Quelles autres solutions que l’opération pour soigner le tendon de Mayer?
L’opération étant devenue risquée pour la carrière sportive de Kevin Mayer, la solution est de traiter ses douleurs au cas par cas. Une technique utilisée par Pierre-Ambroise Bosse était par exemple le dryneedling. Le docteur Noël explique: "c’est une perforation de la zone avec des aiguilles pour faire saigner et cicatriser". Cela élimine les contractures mais "ce sont des soins palliatifs". "Sinon, on fait des étirements, on soigne les compensations mais on garde des douleurs et il y a moins de puissance". Bosse embraye: "Tu passes plus de temps à gérer tes problèmes qu’à t’entraîner. Tu dois miser sur ton talent et tes acquis, mais ça ne suffit pas."
Du tennis de table, du basket, du padel pour Kevin Mayer
A 33 ans, Kevin Mayer avance donc dans l’inconnu et sait qu’il pourrait vivre à minima une saison blanche en 2025. S’il veut participer aux mondiaux de Tokyo en septembre prochain, il devra participer à un décathlon cet été pour accrocher les minima. Pour l’instant, rien n’est prévu.

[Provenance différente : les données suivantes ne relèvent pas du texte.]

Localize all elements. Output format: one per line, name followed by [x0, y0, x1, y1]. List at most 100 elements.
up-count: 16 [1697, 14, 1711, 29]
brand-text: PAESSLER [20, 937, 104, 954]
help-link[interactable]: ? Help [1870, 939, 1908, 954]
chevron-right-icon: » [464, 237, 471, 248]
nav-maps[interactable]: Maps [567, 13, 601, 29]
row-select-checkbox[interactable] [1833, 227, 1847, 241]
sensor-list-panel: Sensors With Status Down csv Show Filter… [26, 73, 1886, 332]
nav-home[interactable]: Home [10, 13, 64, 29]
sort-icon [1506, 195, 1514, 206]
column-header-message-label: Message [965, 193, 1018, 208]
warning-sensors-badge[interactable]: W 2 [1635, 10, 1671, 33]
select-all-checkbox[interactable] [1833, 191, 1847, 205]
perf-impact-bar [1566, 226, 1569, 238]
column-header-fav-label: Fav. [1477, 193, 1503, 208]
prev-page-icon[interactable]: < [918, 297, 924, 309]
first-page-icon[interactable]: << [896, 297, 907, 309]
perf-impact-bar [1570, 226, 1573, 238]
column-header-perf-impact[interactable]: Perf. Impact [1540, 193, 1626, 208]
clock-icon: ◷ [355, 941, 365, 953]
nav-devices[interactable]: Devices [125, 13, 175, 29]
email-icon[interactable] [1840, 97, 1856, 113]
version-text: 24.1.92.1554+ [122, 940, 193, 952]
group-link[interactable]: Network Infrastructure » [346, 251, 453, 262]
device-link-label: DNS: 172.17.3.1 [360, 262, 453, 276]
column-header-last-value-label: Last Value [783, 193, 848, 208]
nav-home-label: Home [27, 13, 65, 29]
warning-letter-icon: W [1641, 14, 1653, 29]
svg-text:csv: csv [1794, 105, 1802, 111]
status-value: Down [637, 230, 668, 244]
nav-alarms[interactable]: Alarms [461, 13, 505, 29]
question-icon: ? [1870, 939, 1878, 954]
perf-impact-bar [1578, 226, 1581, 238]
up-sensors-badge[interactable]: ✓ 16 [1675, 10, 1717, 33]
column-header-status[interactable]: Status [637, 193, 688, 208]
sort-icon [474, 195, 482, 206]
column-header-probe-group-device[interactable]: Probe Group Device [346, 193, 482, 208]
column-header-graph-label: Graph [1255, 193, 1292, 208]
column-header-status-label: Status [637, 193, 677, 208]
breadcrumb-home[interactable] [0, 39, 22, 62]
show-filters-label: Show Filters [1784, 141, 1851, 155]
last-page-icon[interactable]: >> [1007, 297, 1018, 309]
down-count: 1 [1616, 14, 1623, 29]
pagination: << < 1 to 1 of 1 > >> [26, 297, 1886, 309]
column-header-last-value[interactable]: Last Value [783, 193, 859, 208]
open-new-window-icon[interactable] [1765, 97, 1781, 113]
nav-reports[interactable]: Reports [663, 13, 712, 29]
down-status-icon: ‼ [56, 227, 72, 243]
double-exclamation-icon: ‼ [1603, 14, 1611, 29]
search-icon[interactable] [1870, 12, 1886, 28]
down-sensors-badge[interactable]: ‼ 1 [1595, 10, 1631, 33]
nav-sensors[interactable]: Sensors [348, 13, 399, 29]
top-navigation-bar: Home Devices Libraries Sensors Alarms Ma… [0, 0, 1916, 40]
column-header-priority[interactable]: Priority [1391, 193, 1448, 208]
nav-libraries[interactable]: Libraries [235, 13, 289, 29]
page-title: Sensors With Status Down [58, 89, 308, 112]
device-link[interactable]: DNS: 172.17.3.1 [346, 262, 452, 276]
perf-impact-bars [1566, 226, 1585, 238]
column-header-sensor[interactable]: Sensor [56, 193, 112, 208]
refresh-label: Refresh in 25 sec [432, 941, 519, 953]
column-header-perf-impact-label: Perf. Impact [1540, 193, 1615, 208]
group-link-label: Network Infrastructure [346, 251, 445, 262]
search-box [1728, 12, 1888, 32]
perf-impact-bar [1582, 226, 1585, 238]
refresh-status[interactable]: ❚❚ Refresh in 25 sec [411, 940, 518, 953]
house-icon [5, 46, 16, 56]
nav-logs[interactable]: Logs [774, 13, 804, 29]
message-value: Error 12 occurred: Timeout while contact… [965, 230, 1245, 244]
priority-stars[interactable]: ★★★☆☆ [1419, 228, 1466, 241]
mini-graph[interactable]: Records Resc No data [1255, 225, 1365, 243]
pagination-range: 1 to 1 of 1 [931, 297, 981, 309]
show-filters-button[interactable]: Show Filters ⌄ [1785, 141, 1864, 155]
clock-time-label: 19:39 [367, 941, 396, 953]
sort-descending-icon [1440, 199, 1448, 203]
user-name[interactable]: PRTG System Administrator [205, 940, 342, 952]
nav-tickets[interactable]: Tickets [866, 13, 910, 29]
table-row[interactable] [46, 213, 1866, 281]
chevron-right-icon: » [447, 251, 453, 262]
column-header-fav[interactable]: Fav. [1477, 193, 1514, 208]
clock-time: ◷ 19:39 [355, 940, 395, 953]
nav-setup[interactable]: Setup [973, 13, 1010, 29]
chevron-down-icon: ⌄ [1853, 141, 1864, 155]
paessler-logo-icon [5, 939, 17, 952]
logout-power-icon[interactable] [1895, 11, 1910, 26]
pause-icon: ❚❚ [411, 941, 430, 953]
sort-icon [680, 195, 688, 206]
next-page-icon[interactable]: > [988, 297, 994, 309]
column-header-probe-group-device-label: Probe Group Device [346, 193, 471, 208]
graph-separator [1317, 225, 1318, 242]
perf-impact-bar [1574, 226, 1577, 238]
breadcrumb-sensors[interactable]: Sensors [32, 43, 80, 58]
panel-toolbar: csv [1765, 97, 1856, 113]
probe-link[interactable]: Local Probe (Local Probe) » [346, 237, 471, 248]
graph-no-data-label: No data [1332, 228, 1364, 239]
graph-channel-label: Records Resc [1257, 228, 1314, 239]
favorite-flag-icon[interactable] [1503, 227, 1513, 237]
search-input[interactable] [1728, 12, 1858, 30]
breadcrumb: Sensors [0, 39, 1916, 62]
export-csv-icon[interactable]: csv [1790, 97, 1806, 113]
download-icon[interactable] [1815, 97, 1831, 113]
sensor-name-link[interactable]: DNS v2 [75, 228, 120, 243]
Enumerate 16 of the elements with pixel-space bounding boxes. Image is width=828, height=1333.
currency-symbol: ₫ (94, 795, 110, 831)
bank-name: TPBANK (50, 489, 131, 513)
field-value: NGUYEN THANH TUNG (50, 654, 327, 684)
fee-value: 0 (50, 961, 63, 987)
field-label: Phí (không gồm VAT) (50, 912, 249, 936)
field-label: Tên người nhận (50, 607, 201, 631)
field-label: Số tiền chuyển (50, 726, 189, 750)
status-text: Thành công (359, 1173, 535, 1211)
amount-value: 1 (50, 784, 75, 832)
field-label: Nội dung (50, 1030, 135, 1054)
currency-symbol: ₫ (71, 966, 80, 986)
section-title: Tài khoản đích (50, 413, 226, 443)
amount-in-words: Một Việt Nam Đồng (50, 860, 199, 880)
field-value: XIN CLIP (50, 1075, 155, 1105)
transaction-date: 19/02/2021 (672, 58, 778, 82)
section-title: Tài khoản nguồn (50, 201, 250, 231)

Déjà en 2023-2024, les blessures à répétition l’avaient contraint à faire plusieurs tentatives avortées (Australie, San Diego) avant de composter son billet olympique aux Europe de Rome en juin 2024. Aujourd’hui, Mayer peut faire du sport. On l’a vu participer à un événement de tennis de table aux côtés des frères Lebrun, il peut jouer au basket, au padel. Mais sans pouvoir utiliser son corps à 100% et pour un décathlonien, c’est évidemment un problème.
"Même pour un lancer du disque, on se dit ce n’est pas grand-chose. Mais les torsions, les accélérations c’est monstrueux", assure Bosse. "Et le pire, c’est pour les passages de haies." A L’Equipe, Mayer assurait malgré tout il y a quelques semaines: "Je suis un battant, je sais que je reviendrai. Je ne sais pas quand mais je sais que je reviendrai." Tout l’athlétisme français espère revoir sur la piste un de ses plus grands représentants, double champion du monde, double vice-champion olympique et recordman du monde du décathlon. Dont PAB: "J’y crois et c’est complètement possible d’être champion olympique en 2028 pour un gars comme lui!"